グイグイと伸びてくる最低人気の怒涛の追い込み。
想像以上の大波乱を呆気に取られながら見ていた。
「4」は「4」でも14番人気14番のアドマイヤモナーク…。
「君は買えないよ」
思わずポツリ言葉に出た。
天皇賞の後、武豊騎手はウオッカを、「名牝ではなく名馬」と称したという。
異論を挟む余地はない。ただ、ダイワスカーレットに関しては、既に「名馬」とだけ呼ぶには物足りないレベル。例えば、「日本競馬史に名を残す最強馬(又は、歴史的名馬)」の域に入りつつあるのではないかと思う。
個人的には、シンボリルドルフ、タイキシャトル、エルコンドルパサー、ディープインパクト。グレード制導入前ならシンザンなどが、その対象なのだが、ダイワスカーレットは、これらの馬に匹敵する存在になっているのではないかと思っている。

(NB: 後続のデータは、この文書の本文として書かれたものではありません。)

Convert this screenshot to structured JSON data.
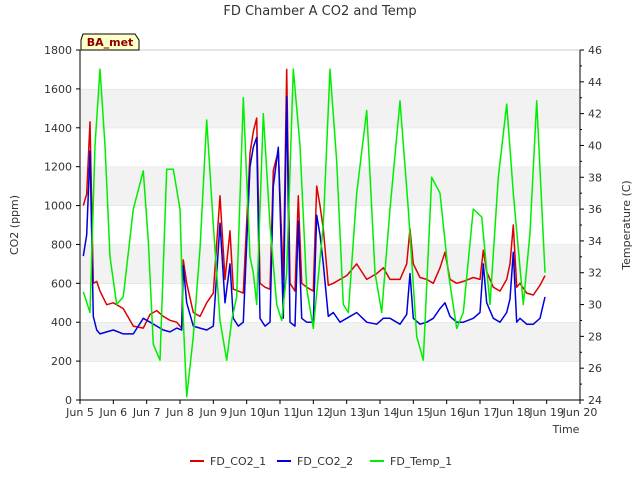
{
  "chart_data": {
    "type": "line",
    "title": "FD Chamber A CO2 and Temp",
    "xlabel": "Time",
    "ylabel_left": "CO2 (ppm)",
    "ylabel_right": "Temperature (C)",
    "site_label": "BA_met",
    "x_tick_labels": [
      "Jun 5",
      "Jun 6",
      "Jun 7",
      "Jun 8",
      "Jun 9",
      "Jun 10",
      "Jun 11",
      "Jun 12",
      "Jun 13",
      "Jun 14",
      "Jun 15",
      "Jun 16",
      "Jun 17",
      "Jun 18",
      "Jun 19",
      "Jun 20"
    ],
    "x_tick_days": [
      5,
      6,
      7,
      8,
      9,
      10,
      11,
      12,
      13,
      14,
      15,
      16,
      17,
      18,
      19,
      20
    ],
    "xlim": [
      5,
      20
    ],
    "ylim_left": [
      0,
      1800
    ],
    "yticks_left": [
      0,
      200,
      400,
      600,
      800,
      1000,
      1200,
      1400,
      1600,
      1800
    ],
    "ylim_right": [
      24,
      46
    ],
    "yticks_right": [
      24,
      26,
      28,
      30,
      32,
      34,
      36,
      38,
      40,
      42,
      44,
      46
    ],
    "grid": "horizontal bands",
    "legend_position": "bottom",
    "series": [
      {
        "name": "FD_CO2_1",
        "axis": "left",
        "color": "#dd0000",
        "x": [
          5.1,
          5.2,
          5.3,
          5.4,
          5.5,
          5.6,
          5.8,
          6.0,
          6.3,
          6.6,
          6.9,
          7.1,
          7.3,
          7.5,
          7.7,
          7.9,
          8.05,
          8.1,
          8.2,
          8.4,
          8.6,
          8.8,
          9.0,
          9.2,
          9.35,
          9.5,
          9.6,
          9.75,
          9.9,
          10.1,
          10.2,
          10.3,
          10.4,
          10.55,
          10.7,
          10.8,
          10.95,
          11.1,
          11.2,
          11.3,
          11.45,
          11.55,
          11.65,
          11.8,
          12.0,
          12.1,
          12.2,
          12.3,
          12.45,
          12.6,
          12.8,
          13.0,
          13.3,
          13.6,
          13.9,
          14.1,
          14.3,
          14.6,
          14.8,
          14.9,
          15.0,
          15.2,
          15.4,
          15.6,
          15.8,
          15.95,
          16.1,
          16.3,
          16.5,
          16.8,
          17.0,
          17.1,
          17.2,
          17.4,
          17.6,
          17.8,
          17.9,
          18.0,
          18.1,
          18.2,
          18.4,
          18.6,
          18.8,
          18.95
        ],
        "values": [
          1000,
          1060,
          1430,
          600,
          610,
          560,
          490,
          500,
          470,
          380,
          370,
          440,
          460,
          430,
          410,
          400,
          370,
          720,
          600,
          450,
          430,
          500,
          550,
          1050,
          620,
          870,
          570,
          560,
          550,
          1270,
          1380,
          1450,
          600,
          580,
          570,
          1180,
          1280,
          620,
          1700,
          600,
          560,
          1050,
          600,
          580,
          560,
          1100,
          1000,
          880,
          590,
          600,
          620,
          640,
          700,
          620,
          650,
          680,
          620,
          620,
          700,
          880,
          700,
          630,
          620,
          600,
          680,
          760,
          620,
          600,
          610,
          630,
          620,
          770,
          660,
          580,
          560,
          620,
          700,
          900,
          580,
          600,
          550,
          540,
          590,
          640
        ]
      },
      {
        "name": "FD_CO2_2",
        "axis": "left",
        "color": "#0000dd",
        "x": [
          5.1,
          5.2,
          5.3,
          5.4,
          5.5,
          5.6,
          5.8,
          6.0,
          6.3,
          6.6,
          6.9,
          7.1,
          7.3,
          7.5,
          7.7,
          7.9,
          8.05,
          8.1,
          8.2,
          8.4,
          8.6,
          8.8,
          9.0,
          9.2,
          9.35,
          9.5,
          9.6,
          9.75,
          9.9,
          10.1,
          10.2,
          10.3,
          10.4,
          10.55,
          10.7,
          10.8,
          10.95,
          11.1,
          11.2,
          11.3,
          11.45,
          11.55,
          11.65,
          11.8,
          12.0,
          12.1,
          12.2,
          12.3,
          12.45,
          12.6,
          12.8,
          13.0,
          13.3,
          13.6,
          13.9,
          14.1,
          14.3,
          14.6,
          14.8,
          14.9,
          15.0,
          15.2,
          15.4,
          15.6,
          15.8,
          15.95,
          16.1,
          16.3,
          16.5,
          16.8,
          17.0,
          17.1,
          17.2,
          17.4,
          17.6,
          17.8,
          17.9,
          18.0,
          18.1,
          18.2,
          18.4,
          18.6,
          18.8,
          18.95
        ],
        "values": [
          740,
          850,
          1280,
          430,
          360,
          340,
          350,
          360,
          340,
          340,
          420,
          400,
          380,
          360,
          350,
          370,
          360,
          690,
          500,
          380,
          370,
          360,
          380,
          910,
          500,
          700,
          420,
          380,
          400,
          1200,
          1300,
          1350,
          420,
          380,
          400,
          1100,
          1300,
          420,
          1560,
          400,
          380,
          920,
          420,
          400,
          400,
          950,
          850,
          700,
          430,
          450,
          400,
          420,
          450,
          400,
          390,
          420,
          420,
          390,
          440,
          650,
          420,
          390,
          400,
          420,
          470,
          500,
          430,
          400,
          400,
          420,
          450,
          700,
          500,
          420,
          400,
          450,
          520,
          760,
          400,
          420,
          390,
          390,
          420,
          530
        ]
      },
      {
        "name": "FD_Temp_1",
        "axis": "right",
        "color": "#00ee00",
        "x": [
          5.1,
          5.3,
          5.45,
          5.6,
          5.75,
          5.9,
          6.1,
          6.3,
          6.6,
          6.9,
          7.05,
          7.2,
          7.4,
          7.6,
          7.8,
          8.0,
          8.1,
          8.2,
          8.4,
          8.6,
          8.8,
          9.0,
          9.2,
          9.4,
          9.55,
          9.7,
          9.9,
          10.1,
          10.2,
          10.3,
          10.5,
          10.7,
          10.9,
          11.05,
          11.2,
          11.4,
          11.6,
          11.8,
          12.0,
          12.3,
          12.5,
          12.7,
          12.9,
          13.05,
          13.3,
          13.6,
          13.85,
          14.05,
          14.3,
          14.6,
          14.85,
          15.1,
          15.3,
          15.55,
          15.8,
          16.05,
          16.3,
          16.5,
          16.8,
          17.05,
          17.3,
          17.55,
          17.8,
          18.0,
          18.3,
          18.5,
          18.7,
          18.95
        ],
        "values": [
          30.8,
          29.5,
          40,
          44.8,
          40,
          33,
          30,
          30.5,
          36,
          38.4,
          34,
          27.5,
          26.5,
          38.5,
          38.5,
          36,
          29,
          24.2,
          28,
          33.5,
          41.6,
          35,
          29,
          26.5,
          29,
          30.5,
          43,
          33,
          32,
          30,
          42,
          35,
          30,
          29,
          32,
          44.8,
          40,
          31,
          28.5,
          35,
          44.8,
          39,
          30,
          29.5,
          37,
          42.2,
          32,
          29.5,
          36,
          42.8,
          36,
          28,
          26.5,
          38,
          37,
          32,
          28.5,
          29.5,
          36,
          35.5,
          30,
          38,
          42.6,
          37,
          30,
          34.5,
          42.8,
          32
        ]
      }
    ]
  }
}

ちなみに、私が選ぶ「歴史的名馬」の基準は、”比較的早い段階から結果を出し、古馬になっても結果を出す”という意味で、「GⅠを2勝以上(3歳と古馬でそれぞれ1勝以上)」していること。また、”レースに出た際、故障などない、肉体的・精神的な強さを継続的に維持できること”という意味で、「国内での競争成績が全て3着以内」の2項目だけである。
私の知る限り、84年以降、この条件をクリアしたのは、上記の4頭だけ。
連対率100%。古馬としての初タイトルを得たダイワスカーレット。
彼女にもその資格が十分にあると思う。